My husbands auntie had a Down syndrome son in the 1950s. Typical story she thought it was the menopause but it was a late baby. She adored him but it likely finished her off far before her time. He brought something wonderful into her life but he also took her health. It’s a hard one. I suspect more women would go ahead with these pregnancies with the right support. I wouldn’t feel comfortable telling any woman what to do in this situation. I will say I have never met a Down syndrome person who isn’t goodness personified but would I want the responsibility- probably not.

@Clymene as stated below, I think the right decision was made as I don't agree with any erosion of women's reproductive rights.
That doesn't mean I have to agree with any of the ableist crap that is being posted on here by some.

My ds was born at 21+4 after a devastating anomaly scan which I faced alone (covid). I was "fortunate" that I was given a fetal medicine scan only 48 hours after my anomaly scan so was able to go from a vague "your baby has spina bifida" to "your baby boy had myelomeningocele spina bifida with Arnold Chiari 2 malformation, we can't see his cerebellum and his spinal cord is open at S2, his brain is being pulled into his neck and every time he moves, he does himself more damage". He was given a 30% chance of having any quality of life.
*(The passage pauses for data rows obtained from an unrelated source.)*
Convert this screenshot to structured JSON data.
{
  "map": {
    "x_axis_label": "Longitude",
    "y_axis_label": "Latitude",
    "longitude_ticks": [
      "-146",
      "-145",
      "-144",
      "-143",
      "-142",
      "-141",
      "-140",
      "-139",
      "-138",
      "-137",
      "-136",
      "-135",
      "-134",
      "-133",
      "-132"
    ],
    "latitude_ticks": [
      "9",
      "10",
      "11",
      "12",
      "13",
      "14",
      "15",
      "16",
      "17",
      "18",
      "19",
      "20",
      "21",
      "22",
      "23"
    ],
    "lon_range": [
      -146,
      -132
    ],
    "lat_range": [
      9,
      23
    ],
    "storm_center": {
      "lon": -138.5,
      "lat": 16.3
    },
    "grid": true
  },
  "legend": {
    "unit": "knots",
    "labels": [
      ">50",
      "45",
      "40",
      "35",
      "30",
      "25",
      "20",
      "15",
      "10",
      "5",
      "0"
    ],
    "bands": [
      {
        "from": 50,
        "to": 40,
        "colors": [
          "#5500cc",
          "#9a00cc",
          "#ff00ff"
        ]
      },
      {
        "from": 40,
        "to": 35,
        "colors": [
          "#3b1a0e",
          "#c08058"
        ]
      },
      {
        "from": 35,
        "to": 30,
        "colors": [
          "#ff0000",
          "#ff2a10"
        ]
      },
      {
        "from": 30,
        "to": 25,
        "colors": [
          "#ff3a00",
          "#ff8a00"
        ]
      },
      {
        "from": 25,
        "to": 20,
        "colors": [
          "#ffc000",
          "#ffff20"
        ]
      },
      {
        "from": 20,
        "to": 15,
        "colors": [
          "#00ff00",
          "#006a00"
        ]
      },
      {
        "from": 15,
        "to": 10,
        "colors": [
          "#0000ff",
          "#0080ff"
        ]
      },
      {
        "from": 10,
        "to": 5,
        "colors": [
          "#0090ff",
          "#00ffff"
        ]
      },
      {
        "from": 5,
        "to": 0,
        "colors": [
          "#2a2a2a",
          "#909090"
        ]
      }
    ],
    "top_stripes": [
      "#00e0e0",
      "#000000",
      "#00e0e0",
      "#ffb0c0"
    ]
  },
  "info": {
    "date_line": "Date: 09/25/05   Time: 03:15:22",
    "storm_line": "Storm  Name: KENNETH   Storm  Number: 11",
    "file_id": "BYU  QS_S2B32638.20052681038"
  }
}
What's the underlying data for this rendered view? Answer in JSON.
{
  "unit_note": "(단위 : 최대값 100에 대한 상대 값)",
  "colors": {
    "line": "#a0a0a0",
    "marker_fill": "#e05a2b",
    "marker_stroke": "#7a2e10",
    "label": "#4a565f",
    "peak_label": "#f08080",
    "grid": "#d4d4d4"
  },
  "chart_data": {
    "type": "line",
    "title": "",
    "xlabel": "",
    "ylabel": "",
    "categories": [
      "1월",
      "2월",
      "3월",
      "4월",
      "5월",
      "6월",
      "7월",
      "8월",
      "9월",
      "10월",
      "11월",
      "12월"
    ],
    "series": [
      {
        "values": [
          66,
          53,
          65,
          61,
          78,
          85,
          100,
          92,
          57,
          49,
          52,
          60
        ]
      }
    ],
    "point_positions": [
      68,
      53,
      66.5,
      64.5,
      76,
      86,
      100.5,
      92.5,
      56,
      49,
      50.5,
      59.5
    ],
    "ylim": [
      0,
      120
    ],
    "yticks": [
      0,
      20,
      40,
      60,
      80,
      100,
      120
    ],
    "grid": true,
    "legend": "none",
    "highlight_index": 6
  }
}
That's if he survived to term. And survived birth. And survived the multiples of invasive brain, spine, bowel operations. That's without the breathing and feeding issues. That's if he wasn't taken by an infection. In the middle of a pandemic.

He was so wanted and so desperately loved. I was not prepared to out him though a short life filled with suffering, pain and struggle. I have no doubt he would have been a joy, but he would never have left an incubator in a children's hospital. I wasn't willing to play Russian roulette with his life. He was born living and stayed alive for a precious hour and a half. He has a birth and death certificate. Obtaining a birth certificate for a baby born prior to 24 weeks is hellish. I then had to endure an inquest into his death.

TFMR or compassionate induction is the most hellish, devastating, distressing and traumatising experience I have ever been through. I have PTSD from it.

I do not know one other TFMR mum who is not forever changed by her experience. I held my son, loved him, took his hand and footprints, told him how desperately sorry I was, sang to him, read to him, rocked him. I had him baptised just after he passed, while he was still warm. He slept in between my husband and I while we cradled him, in a blanket I had hastily made for him, in a hat I crocheted so that he would have something from me.

It is incredibly rare for it to be a surgical termination after about 16 weeks. So we give birth. We go to hospital, are induced, and give birth to loved, wanted, prayed for babies, who we will never get to take home. Because we wanted to spare them pain and suffering. I took his pain so that he never had to endure it. I will carry the suffering and grief of his loss in my heart forever.

TFMR is healthcare. But not just for the mother, its healthcare for the baby too

@JoborPlay your comments are disgraceful. Of course we should have positive role models for disabled people. What the hell is wrong with you? We could all get dementia, we could all end up needing care one day. Perhaps NO babies should be born in case they end up being a burden. Have some humanity for Gods sake.